Je pense, oui, qu'on manque d'humilité, ou peut-être par paresse que le hors-contrat permet facilement de se reposer de toute crainte, alors, qu'encore une fois encore, il n'y aucune raison pour qu'il soit entièrement à l'abri des déviances de l'humain.
Donc, oui, je ne sais pas, silence et humilité, c’est tout ce que cela m’inspire, plutôt que de parler de complot qui me semble déplacé.
Virgile

( 828966 )
N'être ni naïf ni suspicieux, juste à l'écoute. par XA (2017-06-05 22:06:12)
[en réponse à 828963]
Quand je laisse mon fils à son école (hors contrat), je le fais en toute confiance. Il ne me viendrait pas à l'idée le soir venu de le tester pour m'assurer que l'impensable ne s'est pas produit. Ma confiance est totale en le corps enseignant et ceux qui les entourent.

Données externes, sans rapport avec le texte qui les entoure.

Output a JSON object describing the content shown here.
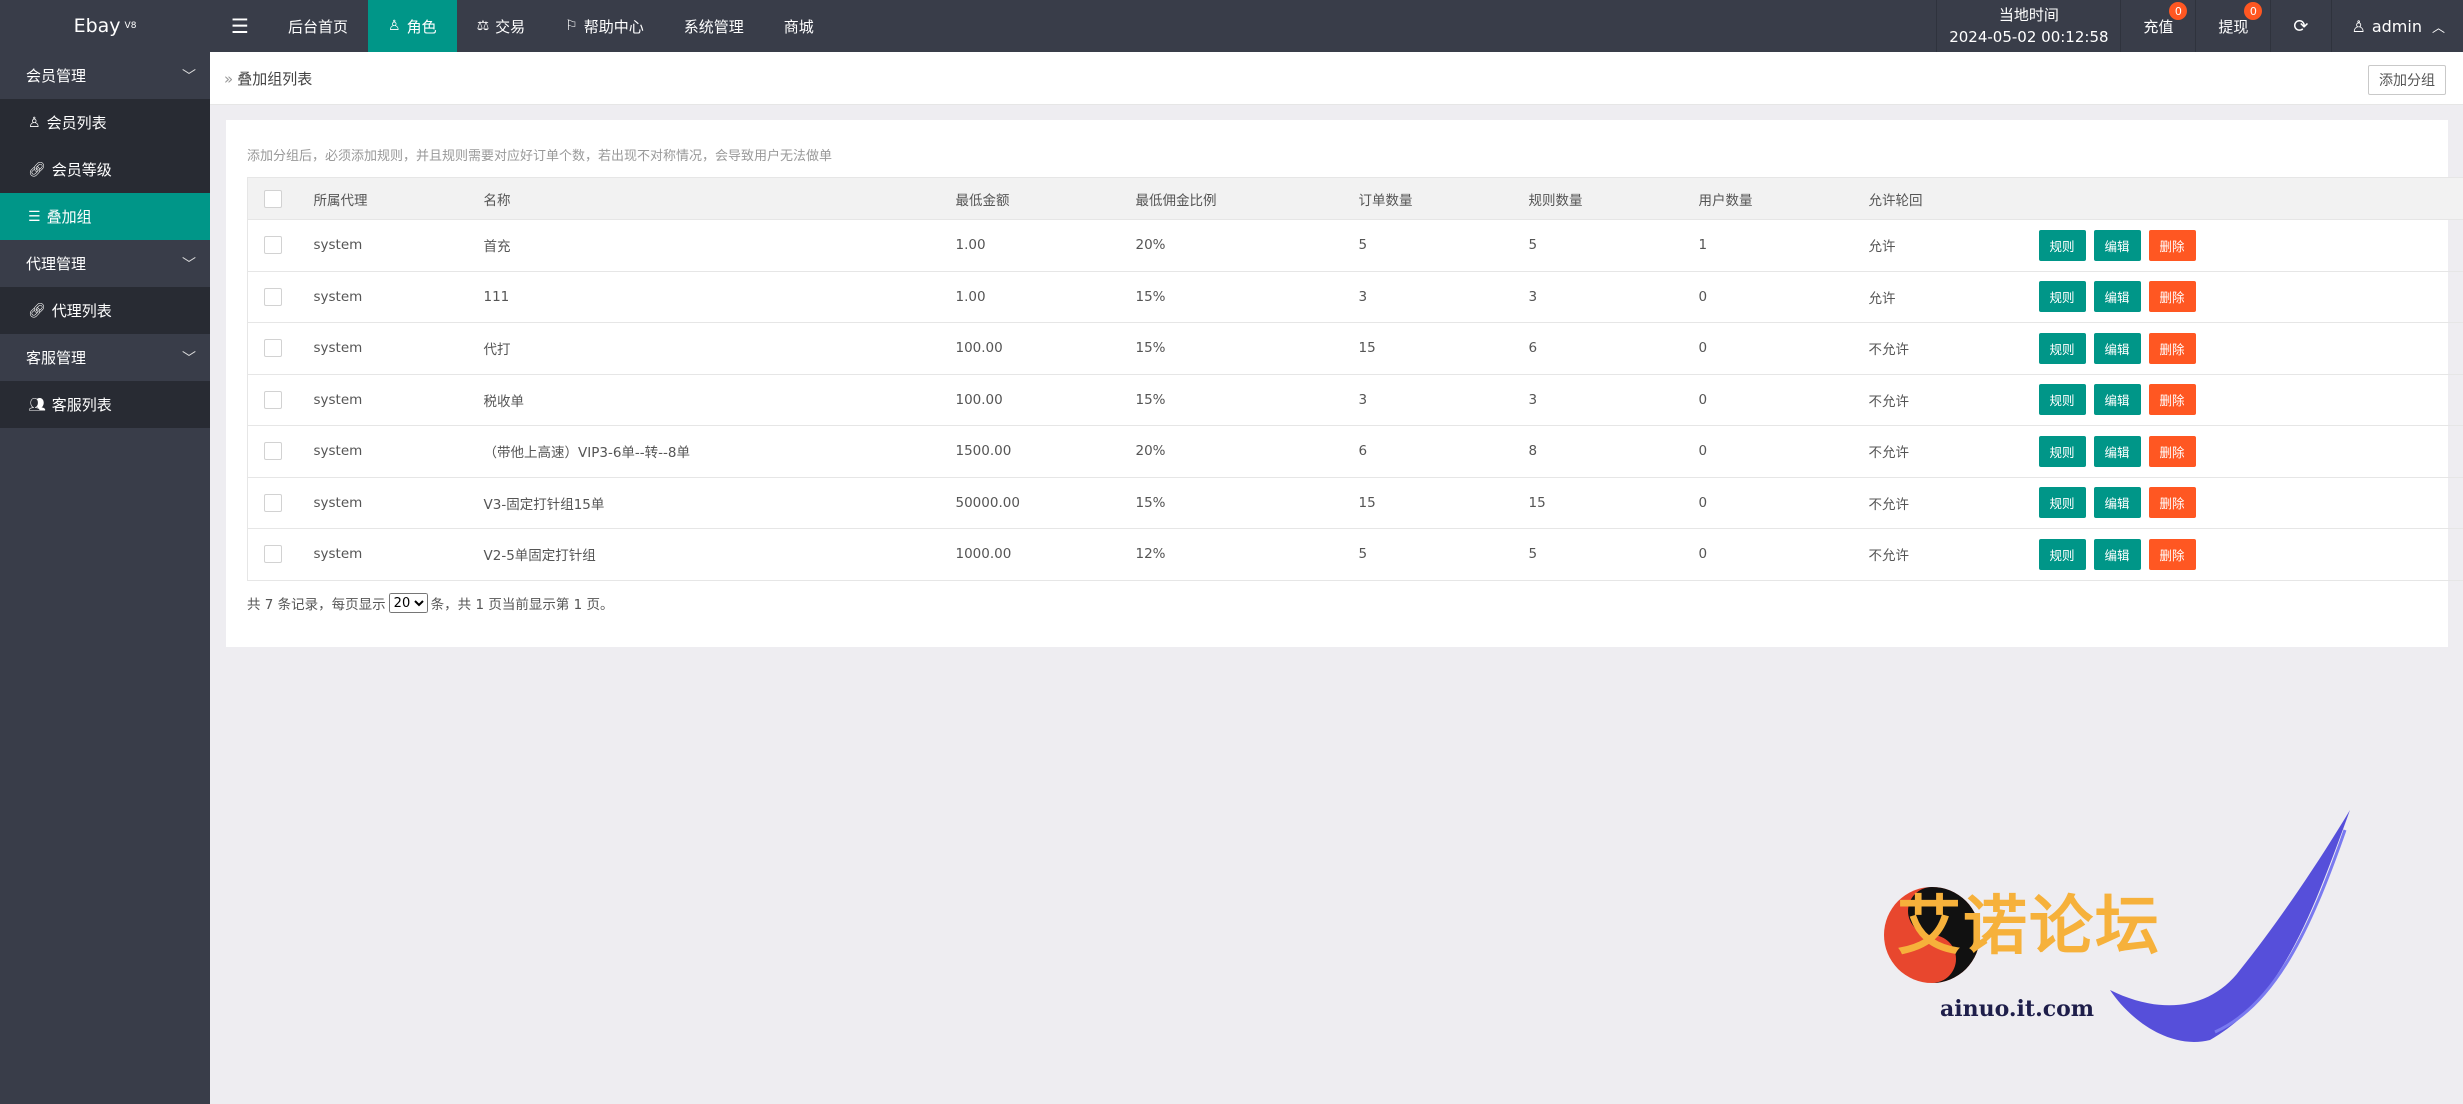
{
  "app": {
    "title": "Ebay",
    "version": "V8"
  },
  "nav": {
    "items": [
      {
        "label": "后台首页",
        "icon": ""
      },
      {
        "label": "角色",
        "icon": "user-icon",
        "active": true
      },
      {
        "label": "交易",
        "icon": "scale-icon"
      },
      {
        "label": "帮助中心",
        "icon": "flag-icon"
      },
      {
        "label": "系统管理",
        "icon": ""
      },
      {
        "label": "商城",
        "icon": ""
      }
    ]
  },
  "header": {
    "time_label": "当地时间",
    "time_value": "2024-05-02 00:12:58",
    "recharge_label": "充值",
    "recharge_badge": "0",
    "withdraw_label": "提现",
    "withdraw_badge": "0",
    "user": "admin"
  },
  "sidebar": {
    "groups": [
      {
        "label": "会员管理",
        "items": [
          {
            "label": "会员列表",
            "icon": "user-icon"
          },
          {
            "label": "会员等级",
            "icon": "link-icon"
          },
          {
            "label": "叠加组",
            "icon": "list-icon",
            "active": true
          }
        ]
      },
      {
        "label": "代理管理",
        "items": [
          {
            "label": "代理列表",
            "icon": "link-icon"
          }
        ]
      },
      {
        "label": "客服管理",
        "items": [
          {
            "label": "客服列表",
            "icon": "users-icon"
          }
        ]
      }
    ]
  },
  "page": {
    "breadcrumb": "叠加组列表",
    "add_button": "添加分组",
    "tip": "添加分组后，必须添加规则，并且规则需要对应好订单个数，若出现不对称情况，会导致用户无法做单"
  },
  "table": {
    "columns": [
      "所属代理",
      "名称",
      "最低金额",
      "最低佣金比例",
      "订单数量",
      "规则数量",
      "用户数量",
      "允许轮回"
    ],
    "actions": {
      "rule": "规则",
      "edit": "编辑",
      "delete": "删除"
    },
    "rows": [
      [
        "system",
        "首充",
        "1.00",
        "20%",
        "5",
        "5",
        "1",
        "允许"
      ],
      [
        "system",
        "111",
        "1.00",
        "15%",
        "3",
        "3",
        "0",
        "允许"
      ],
      [
        "system",
        "代打",
        "100.00",
        "15%",
        "15",
        "6",
        "0",
        "不允许"
      ],
      [
        "system",
        "税收单",
        "100.00",
        "15%",
        "3",
        "3",
        "0",
        "不允许"
      ],
      [
        "system",
        "（带他上高速）VIP3-6单--转--8单",
        "1500.00",
        "20%",
        "6",
        "8",
        "0",
        "不允许"
      ],
      [
        "system",
        "V3-固定打针组15单",
        "50000.00",
        "15%",
        "15",
        "15",
        "0",
        "不允许"
      ],
      [
        "system",
        "V2-5单固定打针组",
        "1000.00",
        "12%",
        "5",
        "5",
        "0",
        "不允许"
      ]
    ]
  },
  "pager": {
    "prefix": "共 7 条记录，每页显示",
    "page_size": "20",
    "suffix": "条，共 1 页当前显示第 1 页。"
  },
  "watermark": {
    "text": "艾诺论坛",
    "url": "ainuo.it.com"
  },
  "colors": {
    "accent": "#009688",
    "danger": "#ff5722",
    "dark": "#393d49"
  }
}
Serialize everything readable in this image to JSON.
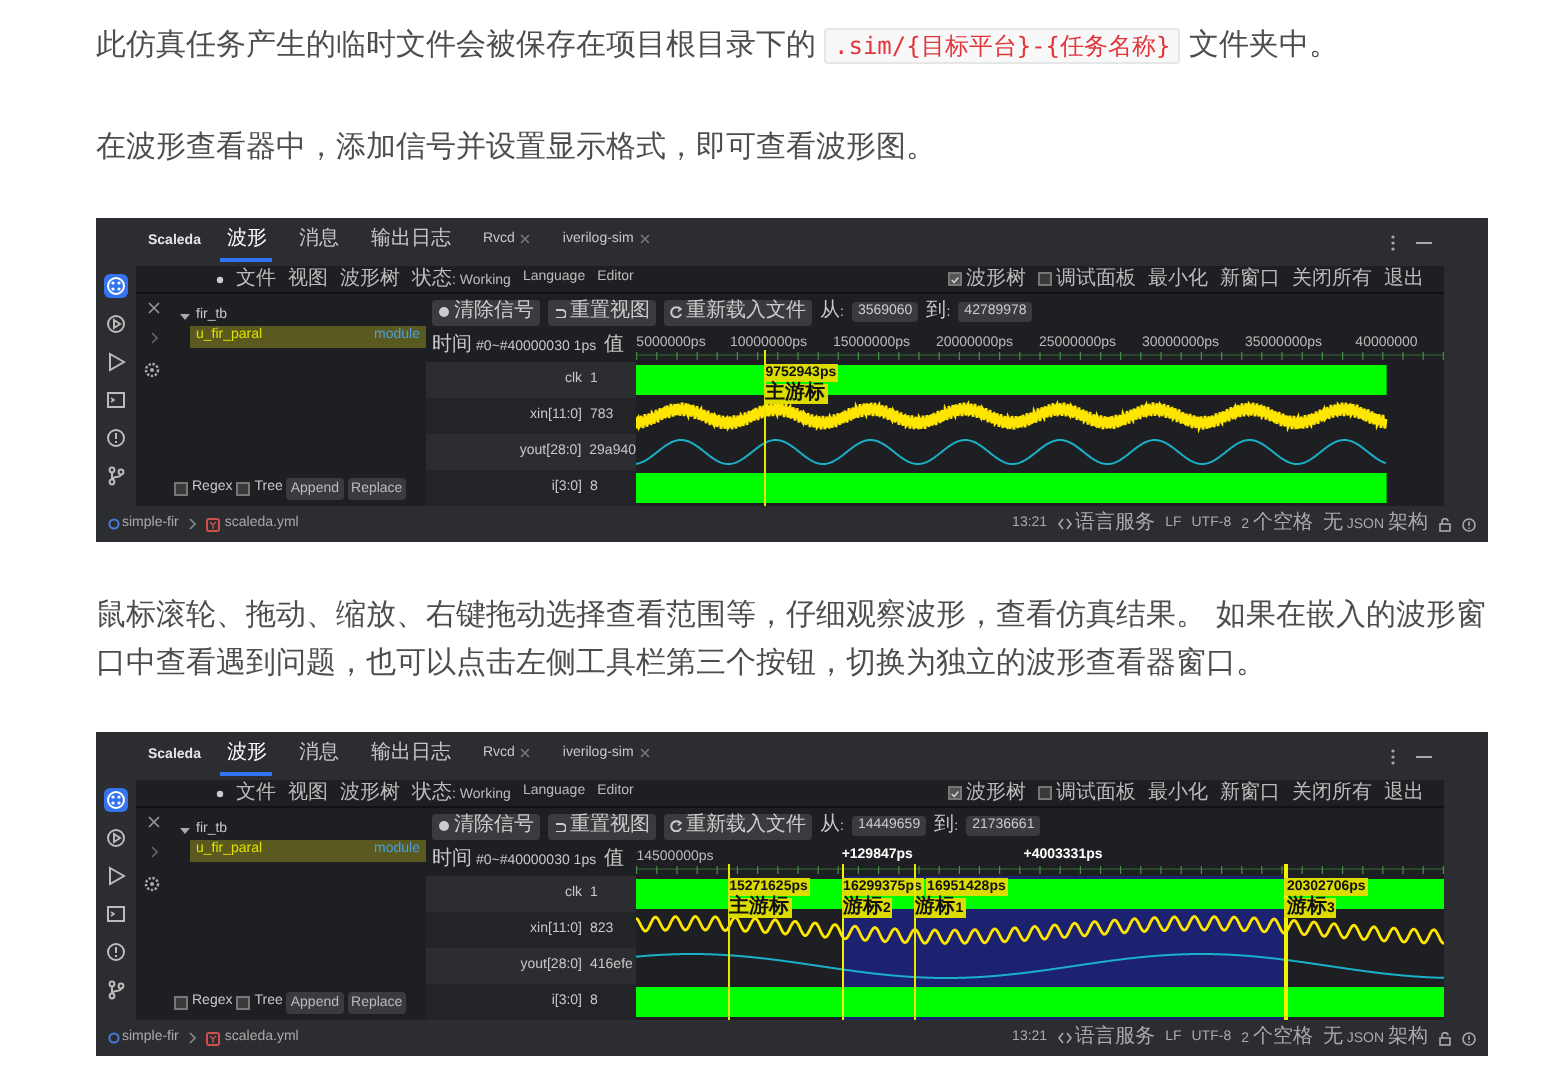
{
  "paragraphs": [
    {
      "before": "此仿真任务产生的临时文件会被保存在项目根目录下的",
      "code": ".sim/{目标平台}-{任务名称}",
      "after": "文件夹中。"
    },
    {
      "before": "在波形查看器中，添加信号并设置显示格式，即可查看波形图。"
    }
  ],
  "screenshots": [
    {
      "app_title": "Scaleda",
      "tabs": [
        {
          "label": "波形",
          "selected": true,
          "closable": false
        },
        {
          "label": "消息",
          "selected": false,
          "closable": false
        },
        {
          "label": "输出日志",
          "selected": false,
          "closable": false
        },
        {
          "label": "Rvcd",
          "selected": false,
          "closable": true
        },
        {
          "label": "iverilog-sim",
          "selected": false,
          "closable": true
        }
      ],
      "activity_bar": [
        {
          "kind": "extensions",
          "selected": true
        },
        {
          "kind": "debug",
          "selected": false
        },
        {
          "kind": "run",
          "selected": false
        },
        {
          "kind": "terminal",
          "selected": false
        },
        {
          "kind": "problems",
          "selected": false
        },
        {
          "kind": "source-control",
          "selected": false
        }
      ],
      "menu": [
        "文件",
        "视图",
        "波形树",
        "状态: Working",
        "Language",
        "Editor"
      ],
      "options": [
        {
          "label": "波形树",
          "kind": "checkbox",
          "checked": true
        },
        {
          "label": "调试面板",
          "kind": "checkbox",
          "checked": false
        },
        {
          "label": "最小化",
          "kind": "action"
        },
        {
          "label": "新窗口",
          "kind": "action"
        },
        {
          "label": "关闭所有",
          "kind": "action"
        },
        {
          "label": "退出",
          "kind": "action"
        }
      ],
      "tree": [
        {
          "label": "fir_tb",
          "expanded": true,
          "selected": false,
          "children": [
            {
              "label": "u_fir_paral",
              "type": "module",
              "selected": true
            }
          ]
        }
      ],
      "search_options": [
        {
          "label": "Regex",
          "checked": false
        },
        {
          "label": "Tree",
          "checked": false
        }
      ],
      "search_buttons": [
        "Append",
        "Replace"
      ],
      "toolbar": [
        {
          "label": "清除信号",
          "kind": "clear"
        },
        {
          "label": "重置视图",
          "kind": "reset"
        },
        {
          "label": "重新载入文件",
          "kind": "reload"
        }
      ],
      "range": {
        "from_label": "从:",
        "from": "3569060",
        "to_label": "到:",
        "to": "42789978"
      },
      "time_header": "时间 #0~#40000030 1ps",
      "value_header": "值",
      "ticks": [
        "5000000ps",
        "10000000ps",
        "15000000ps",
        "20000000ps",
        "25000000ps",
        "30000000ps",
        "35000000ps",
        "40000000"
      ],
      "signals": [
        {
          "name": "clk",
          "value": "1",
          "kind": "digital",
          "color": "#00ff00"
        },
        {
          "name": "xin[11:0]",
          "value": "783",
          "kind": "mixed",
          "color": "#ffe600"
        },
        {
          "name": "yout[28:0]",
          "value": "29a940",
          "kind": "analog",
          "color": "#1ab0c8"
        },
        {
          "name": "i[3:0]",
          "value": "8",
          "kind": "digital",
          "color": "#00ff00"
        }
      ],
      "cursors": [
        {
          "time": "9752943ps",
          "name": "主游标",
          "range_edge": false
        }
      ],
      "status": {
        "project": "simple-fir",
        "file": "scaleda.yml",
        "items": [
          "13:21",
          "语言服务",
          "LF",
          "UTF-8",
          "2 个空格",
          "无 JSON 架构"
        ]
      }
    },
    {
      "app_title": "Scaleda",
      "tabs": [
        {
          "label": "波形",
          "selected": true,
          "closable": false
        },
        {
          "label": "消息",
          "selected": false,
          "closable": false
        },
        {
          "label": "输出日志",
          "selected": false,
          "closable": false
        },
        {
          "label": "Rvcd",
          "selected": false,
          "closable": true
        },
        {
          "label": "iverilog-sim",
          "selected": false,
          "closable": true
        }
      ],
      "activity_bar": [
        {
          "kind": "extensions",
          "selected": true
        },
        {
          "kind": "debug",
          "selected": false
        },
        {
          "kind": "run",
          "selected": false
        },
        {
          "kind": "terminal",
          "selected": false
        },
        {
          "kind": "problems",
          "selected": false
        },
        {
          "kind": "source-control",
          "selected": false
        }
      ],
      "menu": [
        "文件",
        "视图",
        "波形树",
        "状态: Working",
        "Language",
        "Editor"
      ],
      "options": [
        {
          "label": "波形树",
          "kind": "checkbox",
          "checked": true
        },
        {
          "label": "调试面板",
          "kind": "checkbox",
          "checked": false
        },
        {
          "label": "最小化",
          "kind": "action"
        },
        {
          "label": "新窗口",
          "kind": "action"
        },
        {
          "label": "关闭所有",
          "kind": "action"
        },
        {
          "label": "退出",
          "kind": "action"
        }
      ],
      "tree": [
        {
          "label": "fir_tb",
          "expanded": true,
          "selected": false,
          "children": [
            {
              "label": "u_fir_paral",
              "type": "module",
              "selected": true
            }
          ]
        }
      ],
      "search_options": [
        {
          "label": "Regex",
          "checked": false
        },
        {
          "label": "Tree",
          "checked": false
        }
      ],
      "search_buttons": [
        "Append",
        "Replace"
      ],
      "toolbar": [
        {
          "label": "清除信号",
          "kind": "clear"
        },
        {
          "label": "重置视图",
          "kind": "reset"
        },
        {
          "label": "重新载入文件",
          "kind": "reload"
        }
      ],
      "range": {
        "from_label": "从:",
        "from": "14449659",
        "to_label": "到:",
        "to": "21736661"
      },
      "time_header": "时间 #0~#40000030 1ps",
      "value_header": "值",
      "ticks": [
        "14500000ps"
      ],
      "signals": [
        {
          "name": "clk",
          "value": "1",
          "kind": "digital",
          "color": "#00ff00"
        },
        {
          "name": "xin[11:0]",
          "value": "823",
          "kind": "mixed",
          "color": "#ffe600"
        },
        {
          "name": "yout[28:0]",
          "value": "416efe",
          "kind": "analog",
          "color": "#1ab0c8"
        },
        {
          "name": "i[3:0]",
          "value": "8",
          "kind": "digital",
          "color": "#00ff00"
        }
      ],
      "cursors": [
        {
          "time": "15271625ps",
          "name": "主游标",
          "range_edge": false
        },
        {
          "time": "16299375ps",
          "name": "游标2",
          "range_edge": true
        },
        {
          "time": "16951428ps",
          "name": "游标1",
          "range_edge": false
        },
        {
          "time": "20302706ps",
          "name": "游标3",
          "range_edge": true
        }
      ],
      "deltas": [
        "+129847ps",
        "+4003331ps"
      ],
      "status": {
        "project": "simple-fir",
        "file": "scaleda.yml",
        "items": [
          "13:21",
          "语言服务",
          "LF",
          "UTF-8",
          "2 个空格",
          "无 JSON 架构"
        ]
      }
    }
  ],
  "after_first_screenshot": {
    "before": "鼠标滚轮、拖动、缩放、右键拖动选择查看范围等，仔细观察波形，查看仿真结果。 如果在嵌入的波形窗口中查看遇到问题，也可以点击左侧工具栏第三个按钮，切换为独立的波形查看器窗口。"
  }
}
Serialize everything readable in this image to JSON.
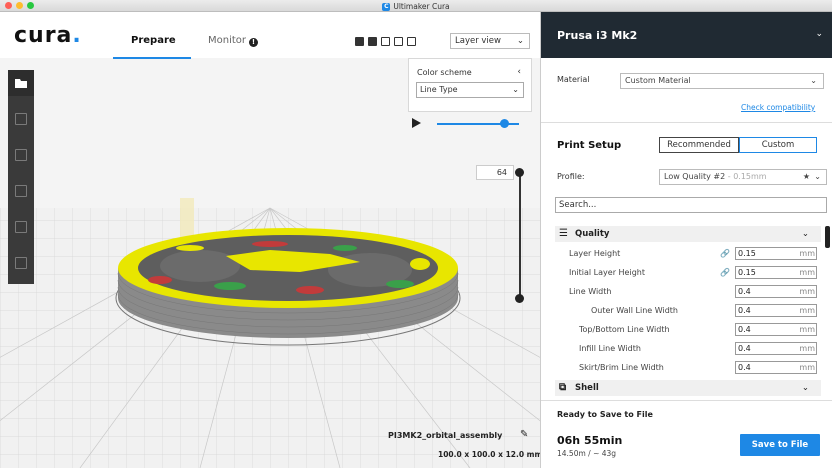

Je ne pourrais pas vivre autrement.
Si l'impensable en question devait se produire au détriment de mon fils ou d'un de ses condisciples, alors, oui, je sauterais sur le premier bulldozer venu.
Mais comment vivre sans un rapport de confiance, qui me semble faire partie du contrat indispensable dès lors qu'on confie son enfant ?
XA

( 829277 )
- par Acadiane (2017-06-12 10:52:39)
[en réponse à 828966]
En accord avec vous XA.

( 828881 )
Dans l'enseignement public aussi. par Sic transit (2017-06-04 19:08:03)
[en réponse à 828859]
Certains parents d'élèves sont prêts à déformer et grossir tout incident à la première occasion, en général contre un professeur, mais avec un chef d'établissement qui sait examiner la situation ils sont remis à leur place et ne peuvent exercer de nuisance.
Dans le cas d'un établissement hors contrat, cible des services officiels, il n'y a pas cet élément intermédiaire qui protège les personnels, bien au contraire, et la suspicion s'exerce d'emblée, y compris contre le dirigeant.
Les medias n'ont pas montré de beaucoup de prudence dans leur présentation des faits, pour ce que j'en ai pu lire.

( 828888 )
En effet par Peregrinus (2017-06-04 20:25:43)
[en réponse à 828881]
Un membre de ma famille, instituteur dans l'enseignement public, a été sans fondement accusé d'agression par une mère d'élève qui, semble-t-il, manquait quelque peu d'équilibre.
Il bénéficiait du soutien du directeur de l'établissement d'une part, de la sympathie de son inspecteur d'autre part, si bien que l'affaire n'est heureusement pas allée plus loin.
Même s'il est trop tôt pour dire quoi que ce soit de certain sur ce qui s'est produit à l'Angélus, il est à craindre que ce genre de préjugé favorable n'intervienne guère dès lors qu'il s'agit du personnel d'école hors contrat confessionnelles.